But I wanted to have time to stop by the library and pick up a book that's on reserve for me, before they send it back, and I think Lut wants to stop by Costco to get some essentials.
Really, I just want to be less stressed about work. I can't remember the last time I got this tense over my job. What really annoys me about it is that I shouldn't let work bother me. (Is this a vicious cycle? Being annoyed that I'm annoyed? Could be. Better watch that.) Work is probably one of the least important forces in my life. Any one of a dozen friends has the power to hurt me a lot more than my job can -- the worst they can do is fire me. Unemployment doesn't scare me. I suppose it should, but it doesn't.
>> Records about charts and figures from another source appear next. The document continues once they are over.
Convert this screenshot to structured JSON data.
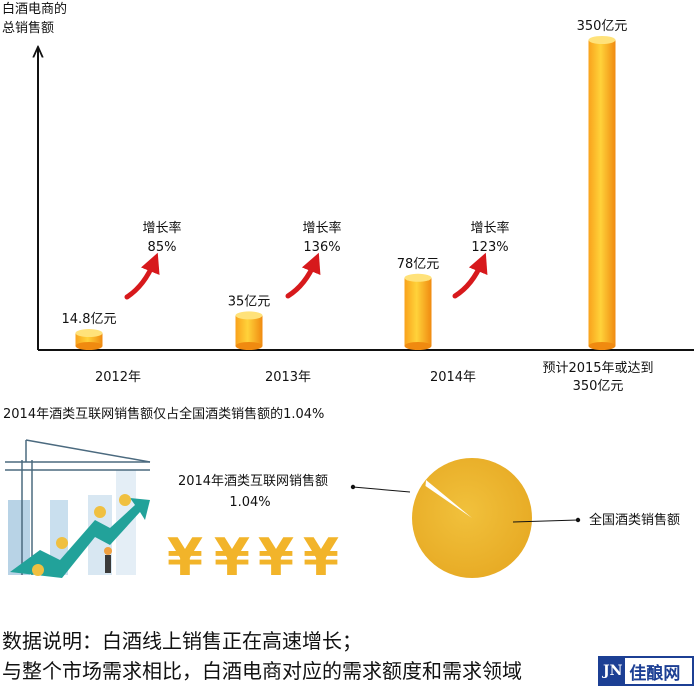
{
  "chart_data": {
    "type": "bar",
    "ylabel": "白酒电商的总销售额",
    "categories": [
      "2012年",
      "2013年",
      "2014年",
      "预计2015年或达到350亿元"
    ],
    "values": [
      14.8,
      35,
      78,
      350
    ],
    "data_labels": [
      "14.8亿元",
      "35亿元",
      "78亿元",
      "350亿元"
    ],
    "growth": [
      {
        "label": "增长率",
        "value": "85%"
      },
      {
        "label": "增长率",
        "value": "136%"
      },
      {
        "label": "增长率",
        "value": "123%"
      }
    ],
    "colors": {
      "bar_light": "#FFD23A",
      "bar_dark": "#F08A10",
      "arrow": "#D7191C",
      "pie": "#EDB62E"
    }
  },
  "share": {
    "headline": "2014年酒类互联网销售额仅占全国酒类销售额的1.04%",
    "online_label": "2014年酒类互联网销售额",
    "online_value": "1.04%",
    "total_label": "全国酒类销售额",
    "yuan_symbol": "¥"
  },
  "caption": {
    "line1": "数据说明：白酒线上销售正在高速增长；",
    "line2": "与整个市场需求相比，白酒电商对应的需求额度和需求领域"
  },
  "logo": {
    "badge": "JN",
    "name": "佳酿网"
  }
}
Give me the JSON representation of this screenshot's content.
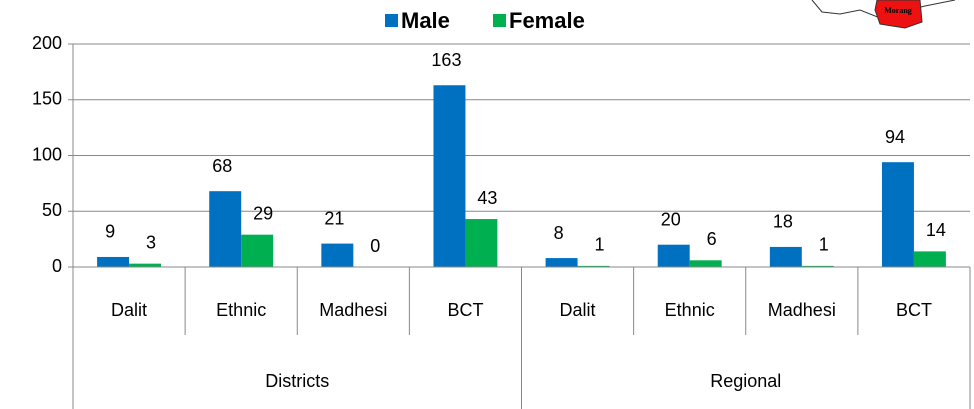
{
  "chart_data": {
    "type": "bar",
    "categories": [
      "Dalit",
      "Ethnic",
      "Madhesi",
      "BCT",
      "Dalit",
      "Ethnic",
      "Madhesi",
      "BCT"
    ],
    "groups": [
      "Districts",
      "Regional"
    ],
    "series": [
      {
        "name": "Male",
        "color": "#0070c0",
        "values": [
          9,
          68,
          21,
          163,
          8,
          20,
          18,
          94
        ]
      },
      {
        "name": "Female",
        "color": "#00b050",
        "values": [
          3,
          29,
          0,
          43,
          1,
          6,
          1,
          14
        ]
      }
    ],
    "ylim": [
      0,
      200
    ],
    "yticks": [
      0,
      50,
      100,
      150,
      200
    ],
    "grid": true,
    "legend": "top",
    "map_label": "Morang"
  }
}
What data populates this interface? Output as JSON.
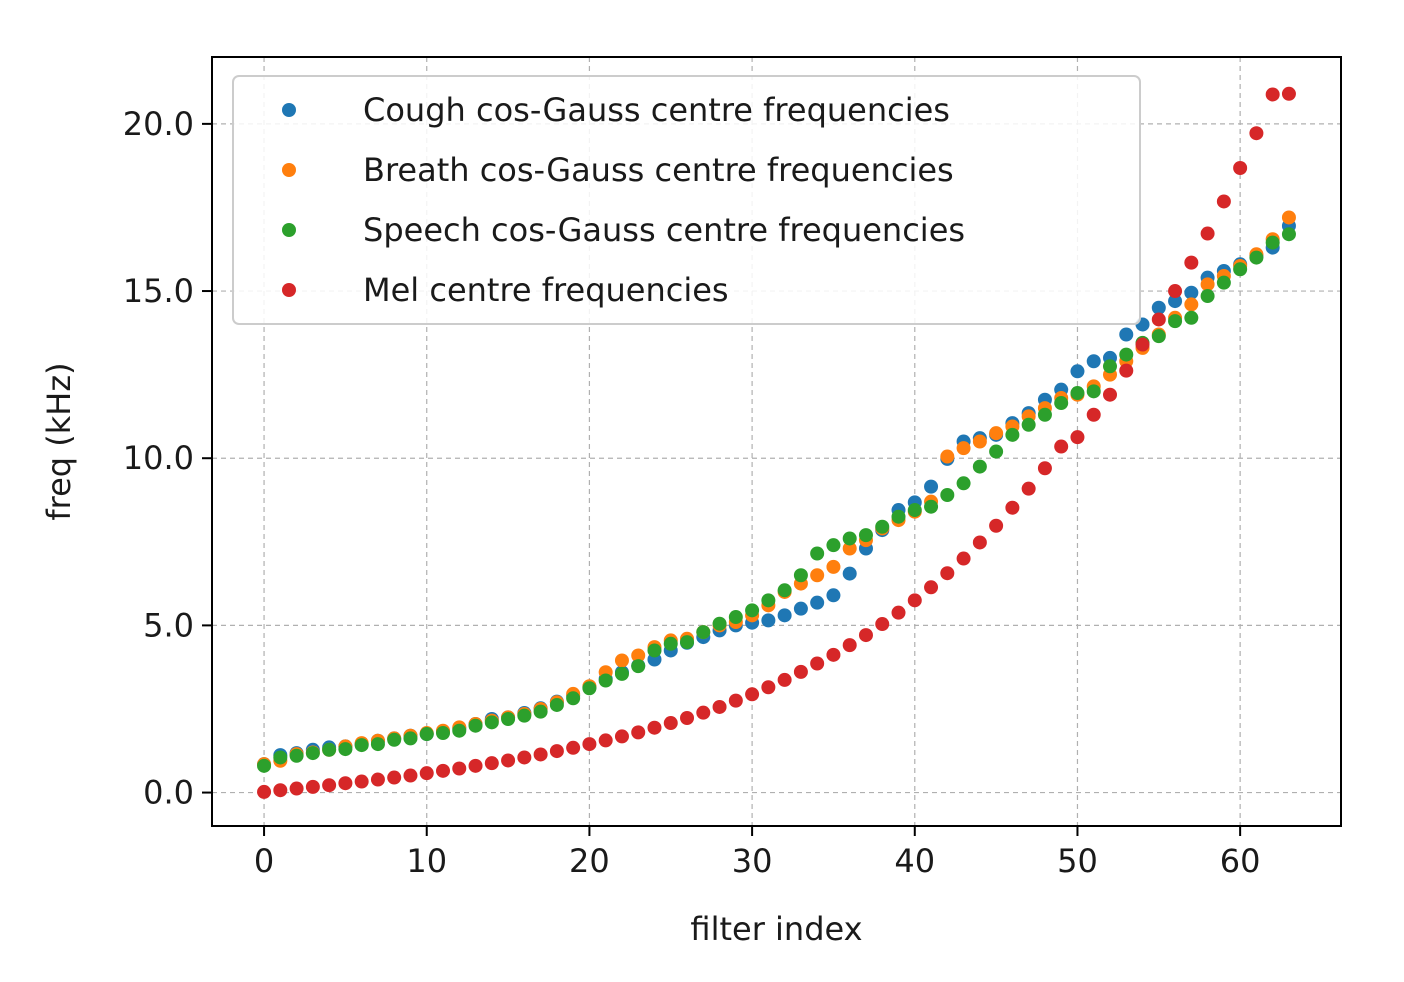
{
  "chart_data": {
    "type": "scatter",
    "title": "",
    "xlabel": "filter index",
    "ylabel": "freq (kHz)",
    "xlim": [
      -3.2,
      66.2
    ],
    "ylim": [
      -1.0,
      22.0
    ],
    "xticks": [
      0,
      10,
      20,
      30,
      40,
      50,
      60
    ],
    "yticks": [
      0.0,
      5.0,
      10.0,
      15.0,
      20.0
    ],
    "xtick_labels": [
      "0",
      "10",
      "20",
      "30",
      "40",
      "50",
      "60"
    ],
    "ytick_labels": [
      "0.0",
      "5.0",
      "10.0",
      "15.0",
      "20.0"
    ],
    "grid": true,
    "legend_position": "top-left",
    "series": [
      {
        "name": "Cough cos-Gauss centre frequencies",
        "color": "#1f77b4",
        "values": [
          0.85,
          1.12,
          1.18,
          1.28,
          1.35,
          1.38,
          1.45,
          1.55,
          1.62,
          1.7,
          1.75,
          1.83,
          1.92,
          2.05,
          2.2,
          2.25,
          2.38,
          2.52,
          2.72,
          2.9,
          3.15,
          3.4,
          3.6,
          3.8,
          3.98,
          4.25,
          4.48,
          4.65,
          4.85,
          5.0,
          5.08,
          5.15,
          5.3,
          5.5,
          5.68,
          5.9,
          6.55,
          7.3,
          7.85,
          8.45,
          8.68,
          9.15,
          9.98,
          10.5,
          10.6,
          10.7,
          11.05,
          11.35,
          11.75,
          12.05,
          12.6,
          12.9,
          13.0,
          13.7,
          14.0,
          14.5,
          14.7,
          14.95,
          15.4,
          15.6,
          15.8,
          16.05,
          16.3,
          16.95
        ]
      },
      {
        "name": "Breath cos-Gauss centre frequencies",
        "color": "#ff7f0e",
        "values": [
          0.85,
          0.95,
          1.15,
          1.2,
          1.28,
          1.38,
          1.48,
          1.55,
          1.62,
          1.7,
          1.78,
          1.85,
          1.95,
          2.05,
          2.15,
          2.25,
          2.35,
          2.5,
          2.7,
          2.95,
          3.18,
          3.6,
          3.95,
          4.1,
          4.35,
          4.55,
          4.6,
          4.8,
          5.0,
          5.1,
          5.3,
          5.6,
          6.0,
          6.25,
          6.5,
          6.75,
          7.3,
          7.55,
          7.9,
          8.15,
          8.4,
          8.7,
          10.05,
          10.3,
          10.5,
          10.75,
          10.95,
          11.25,
          11.5,
          11.8,
          11.9,
          12.15,
          12.5,
          12.9,
          13.3,
          13.7,
          14.2,
          14.6,
          15.2,
          15.45,
          15.75,
          16.1,
          16.55,
          17.2
        ]
      },
      {
        "name": "Speech cos-Gauss centre frequencies",
        "color": "#2ca02c",
        "values": [
          0.8,
          1.05,
          1.1,
          1.18,
          1.28,
          1.3,
          1.42,
          1.45,
          1.58,
          1.62,
          1.75,
          1.78,
          1.85,
          2.0,
          2.1,
          2.2,
          2.3,
          2.42,
          2.62,
          2.82,
          3.12,
          3.35,
          3.55,
          3.78,
          4.25,
          4.45,
          4.5,
          4.8,
          5.05,
          5.25,
          5.45,
          5.75,
          6.05,
          6.5,
          7.15,
          7.4,
          7.6,
          7.7,
          7.95,
          8.25,
          8.45,
          8.55,
          8.9,
          9.25,
          9.75,
          10.2,
          10.7,
          11.0,
          11.3,
          11.65,
          11.95,
          12.0,
          12.75,
          13.1,
          13.45,
          13.65,
          14.1,
          14.2,
          14.85,
          15.25,
          15.65,
          16.0,
          16.45,
          16.7
        ]
      },
      {
        "name": "Mel centre frequencies",
        "color": "#d62728",
        "values": [
          0.02,
          0.07,
          0.12,
          0.17,
          0.22,
          0.28,
          0.33,
          0.39,
          0.45,
          0.51,
          0.58,
          0.65,
          0.72,
          0.8,
          0.88,
          0.96,
          1.05,
          1.14,
          1.24,
          1.34,
          1.45,
          1.56,
          1.68,
          1.8,
          1.94,
          2.08,
          2.23,
          2.39,
          2.56,
          2.75,
          2.94,
          3.15,
          3.37,
          3.61,
          3.86,
          4.12,
          4.41,
          4.71,
          5.04,
          5.38,
          5.75,
          6.14,
          6.56,
          7.0,
          7.48,
          7.98,
          8.52,
          9.09,
          9.7,
          10.35,
          10.63,
          11.3,
          11.9,
          12.62,
          13.4,
          14.15,
          15.0,
          15.85,
          16.72,
          17.68,
          18.68,
          19.72,
          20.88,
          20.9
        ]
      }
    ]
  }
}
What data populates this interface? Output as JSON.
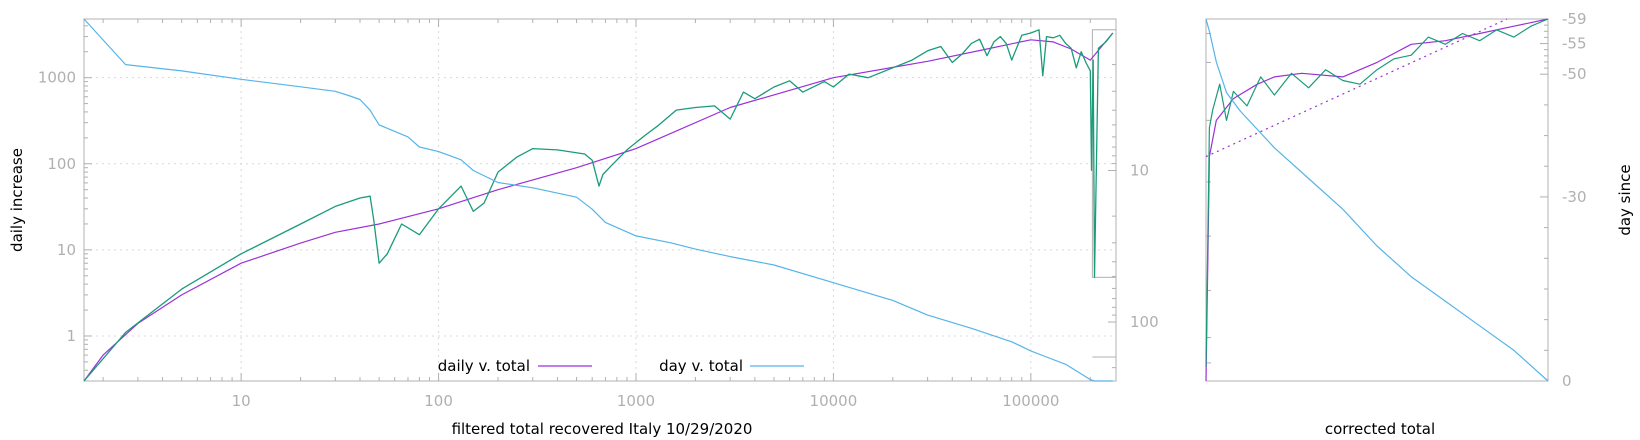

I have a little savings. I could get by for a couple of years until I got another job, if I had to. In the grand scheme of things, meeting my monthly deadlines on Prophecy is probably more important to me.
And it's not as if the bank would fire me over, well, pretty much anything that I'd actually do. I mean, if I embezzled money or attacked my coworkers, or something of that nature, I'm sure they'd fire me -- but those aren't things I'd do. The worst I'm going to do is get something wrong. Put one of these umpteen loans down on a report for the wrong amount. Forget to update a figure. Little stuff like that. Very little stuff. Or maybe I won't finish a report in time; well, no, I'm only doing these two and they're already roughly done, so the worst I'm going to do is mess up and not have them done right with all the correct final figures in them. I'm sure that will be bad. I'd probably be mildly reproached for it. But ... um. So what? So I'll learn from my mistakes, get more practice at it, and be better next time. No big deal.
So why can't I just relax? Why do I feel wound up tighter than one of Vinnie's ringlets? Ah, well. This too shall pass.